If you have ever driven the 4-hour road trip from Miami south through the Florida Keys to Key West on the two-lane Route 1, you may have noticed portions of a structure over open water on the trip on your right hand and left-hand sides.
Built primarily in the last quarter of the 19th century and the first decade of the 20th century, the Florida Ease Coast RR (FEC) was a project of Standard Oil principal Henry Flagler.
He originally visited Florida with his first wife, Mary; they sought assistance with the health issues she faced. A key strategist who worked closely with John D. Rockefeller building the Standard Oil Trust, Flagler noted both great potential and a lack of services during his stay at St. Augustine. He subsequently began what amounted to his second career, developing resorts, industries, and communities all along Florida’s shores abutting the Atlantic Ocean.

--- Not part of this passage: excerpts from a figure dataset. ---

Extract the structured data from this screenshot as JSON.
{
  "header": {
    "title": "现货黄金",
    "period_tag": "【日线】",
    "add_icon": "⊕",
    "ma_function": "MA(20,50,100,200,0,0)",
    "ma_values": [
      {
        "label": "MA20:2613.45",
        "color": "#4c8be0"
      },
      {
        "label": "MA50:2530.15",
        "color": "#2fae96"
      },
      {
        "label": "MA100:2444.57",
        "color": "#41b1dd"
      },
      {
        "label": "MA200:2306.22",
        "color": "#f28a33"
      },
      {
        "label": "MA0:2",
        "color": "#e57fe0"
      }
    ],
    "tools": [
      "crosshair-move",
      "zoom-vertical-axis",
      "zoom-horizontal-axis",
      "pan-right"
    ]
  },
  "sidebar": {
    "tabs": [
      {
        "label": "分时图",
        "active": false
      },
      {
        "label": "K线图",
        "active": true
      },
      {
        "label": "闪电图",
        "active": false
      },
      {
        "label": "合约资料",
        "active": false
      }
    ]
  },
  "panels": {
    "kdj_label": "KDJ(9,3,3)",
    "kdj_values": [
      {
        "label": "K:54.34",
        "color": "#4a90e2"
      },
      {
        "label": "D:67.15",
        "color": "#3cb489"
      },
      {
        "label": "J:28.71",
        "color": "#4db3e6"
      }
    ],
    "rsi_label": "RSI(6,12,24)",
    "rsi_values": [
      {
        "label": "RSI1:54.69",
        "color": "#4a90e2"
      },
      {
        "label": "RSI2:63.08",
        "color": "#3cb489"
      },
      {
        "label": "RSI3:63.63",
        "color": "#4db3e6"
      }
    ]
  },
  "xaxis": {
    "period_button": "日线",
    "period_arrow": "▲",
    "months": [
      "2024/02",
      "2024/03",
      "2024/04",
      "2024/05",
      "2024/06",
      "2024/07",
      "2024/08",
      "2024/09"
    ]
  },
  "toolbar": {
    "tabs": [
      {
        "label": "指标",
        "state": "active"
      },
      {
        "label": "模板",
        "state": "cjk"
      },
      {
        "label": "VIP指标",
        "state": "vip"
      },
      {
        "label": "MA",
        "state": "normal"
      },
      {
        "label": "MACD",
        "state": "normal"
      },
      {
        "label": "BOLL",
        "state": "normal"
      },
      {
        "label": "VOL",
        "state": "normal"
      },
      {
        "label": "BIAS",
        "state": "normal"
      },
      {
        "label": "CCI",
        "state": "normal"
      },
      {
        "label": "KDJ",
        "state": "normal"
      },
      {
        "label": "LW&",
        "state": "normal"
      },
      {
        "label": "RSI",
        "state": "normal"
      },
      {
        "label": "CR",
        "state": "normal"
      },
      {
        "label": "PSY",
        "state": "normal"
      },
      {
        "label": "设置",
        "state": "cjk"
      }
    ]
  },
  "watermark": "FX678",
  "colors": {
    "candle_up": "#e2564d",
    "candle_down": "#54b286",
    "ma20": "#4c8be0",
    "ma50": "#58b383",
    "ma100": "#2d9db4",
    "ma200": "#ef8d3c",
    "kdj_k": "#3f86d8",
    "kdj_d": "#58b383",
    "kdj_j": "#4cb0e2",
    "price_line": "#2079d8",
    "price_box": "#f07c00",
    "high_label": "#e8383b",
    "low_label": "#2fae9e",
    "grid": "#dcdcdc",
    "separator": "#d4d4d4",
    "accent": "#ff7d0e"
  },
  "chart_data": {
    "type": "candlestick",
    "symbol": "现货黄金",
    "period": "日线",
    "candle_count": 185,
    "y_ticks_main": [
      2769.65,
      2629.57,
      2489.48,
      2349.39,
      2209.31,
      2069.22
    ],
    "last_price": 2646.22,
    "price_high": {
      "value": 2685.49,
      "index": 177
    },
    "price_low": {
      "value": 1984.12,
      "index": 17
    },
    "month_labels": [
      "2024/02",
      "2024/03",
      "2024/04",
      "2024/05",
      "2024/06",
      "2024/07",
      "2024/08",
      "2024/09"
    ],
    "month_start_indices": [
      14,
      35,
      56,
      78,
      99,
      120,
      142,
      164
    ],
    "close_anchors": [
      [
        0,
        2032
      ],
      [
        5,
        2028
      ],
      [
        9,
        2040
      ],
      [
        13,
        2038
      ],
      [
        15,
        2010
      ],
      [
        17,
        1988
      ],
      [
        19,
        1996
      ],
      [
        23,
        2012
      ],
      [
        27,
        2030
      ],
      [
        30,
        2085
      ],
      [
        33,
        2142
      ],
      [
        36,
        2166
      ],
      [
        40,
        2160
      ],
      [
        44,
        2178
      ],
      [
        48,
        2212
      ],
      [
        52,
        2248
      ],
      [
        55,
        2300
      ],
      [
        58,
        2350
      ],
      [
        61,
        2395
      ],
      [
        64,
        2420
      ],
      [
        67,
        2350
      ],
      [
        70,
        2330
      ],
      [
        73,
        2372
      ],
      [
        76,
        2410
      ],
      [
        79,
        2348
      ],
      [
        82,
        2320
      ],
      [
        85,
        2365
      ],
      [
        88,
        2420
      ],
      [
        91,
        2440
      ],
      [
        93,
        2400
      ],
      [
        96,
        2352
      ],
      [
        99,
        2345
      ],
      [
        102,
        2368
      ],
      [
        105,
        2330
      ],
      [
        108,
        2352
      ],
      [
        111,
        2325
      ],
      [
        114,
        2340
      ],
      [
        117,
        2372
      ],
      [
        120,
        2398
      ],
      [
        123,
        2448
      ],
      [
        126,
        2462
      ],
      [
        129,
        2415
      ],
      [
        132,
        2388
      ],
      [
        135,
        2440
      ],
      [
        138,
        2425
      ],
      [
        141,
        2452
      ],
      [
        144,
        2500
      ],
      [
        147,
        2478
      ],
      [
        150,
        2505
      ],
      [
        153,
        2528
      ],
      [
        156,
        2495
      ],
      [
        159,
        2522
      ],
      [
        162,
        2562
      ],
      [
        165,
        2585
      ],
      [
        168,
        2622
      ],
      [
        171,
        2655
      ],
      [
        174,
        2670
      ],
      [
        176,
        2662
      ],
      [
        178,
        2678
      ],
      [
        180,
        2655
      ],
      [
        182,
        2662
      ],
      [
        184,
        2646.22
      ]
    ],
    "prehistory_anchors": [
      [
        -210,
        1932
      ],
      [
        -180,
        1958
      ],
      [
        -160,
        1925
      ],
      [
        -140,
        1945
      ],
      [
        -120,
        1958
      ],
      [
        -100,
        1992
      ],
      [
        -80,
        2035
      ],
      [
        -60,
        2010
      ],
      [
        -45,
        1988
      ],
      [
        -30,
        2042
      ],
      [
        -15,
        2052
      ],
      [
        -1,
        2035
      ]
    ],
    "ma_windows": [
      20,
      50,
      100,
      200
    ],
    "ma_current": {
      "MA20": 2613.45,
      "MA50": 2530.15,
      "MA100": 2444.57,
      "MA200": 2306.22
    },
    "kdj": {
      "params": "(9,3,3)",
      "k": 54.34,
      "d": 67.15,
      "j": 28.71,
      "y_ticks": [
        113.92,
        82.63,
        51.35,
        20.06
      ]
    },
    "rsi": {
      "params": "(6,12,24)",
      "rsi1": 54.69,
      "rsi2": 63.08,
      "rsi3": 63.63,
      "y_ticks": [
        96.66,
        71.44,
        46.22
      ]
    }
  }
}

The FEC and Henry Flagler are best known for building the railroad to Key West, a city of almost 20,000 inhabitants located 128 miles beyond the end of mainland Florida. This portion of the railroad, known as the Overseas Railroad, was considered an engineering marvel of its time, the eighth wonder of the world, because its construction took it over miles of open water. A project of this nature had never been undertaken, before, by private interests. Construction began in 1905 and was completed in 1912.
Flagler became particularly interested in linking Key West to the mainland after the construction of the Panama Canal was announced by the United States in 1905. As the closest deep-water port in the United States to the canal, Key West was positioned to take advantage of significant new trade with the west that would be enabled by the opening of the canal – this, in addition to the city’s existing involvement with Cuban and Latin American trade. Key West was a major coaling station for ship traffic between South America and New York. Flagler thought it would be profitable for coal to be brought by railroad to Key West for coaling those ships. Though, by the time the extension was finished, the range of ships had been extended to such a degree that they no longer stopped in Key West for coal. The final link of the Florida East Coast Railway to Trumbo Point in Key West was completed in 1912. On January 22, the first passenger train rode into Key West, marking the completion of the railroad’s oversea connection to Key West and the linkage by railway of the entire east coast of Florida.
The Key West extension was heavily damaged and partially destroyed in the Labor Day Hurricane of 1935. Track, bridges and roadbed were washed away by the hurricane. The Florida East Coast Railway quickly determined that it was financially unable to rebuild the destroyed sections. The roadbed and remaining bridges south of Florida City were then sold to the state of Florida, which built the Overseas Highway to Key West, using much of the remaining railway infrastructure. A rebuilt Overseas Highway (U.S. Route 1), taking an alignment that closely follows the Overseas Railroad’s original routing, continues to provide the only highway link to Key West, ending near the southernmost point in the continental United States. The remaining Long Key Viaduct, Seven Mile Bridge, and Bahia Honda Rail Bridge that once carried the Key West extension still stand and are on the National Register of Historic Places.
Currently, the remaining bridges are utilized as walkways and bike paths for the local residents and tourists. In spite of the destruction caused by the 1935 Hurricane, the cement pilings and arches to support the bridges were so well built, that hurricanes, storms and weather in the following years have had no effect upon them. Talk about repurposing the railroad’s steel rails. These became part of the railings on the walkways and bike paths.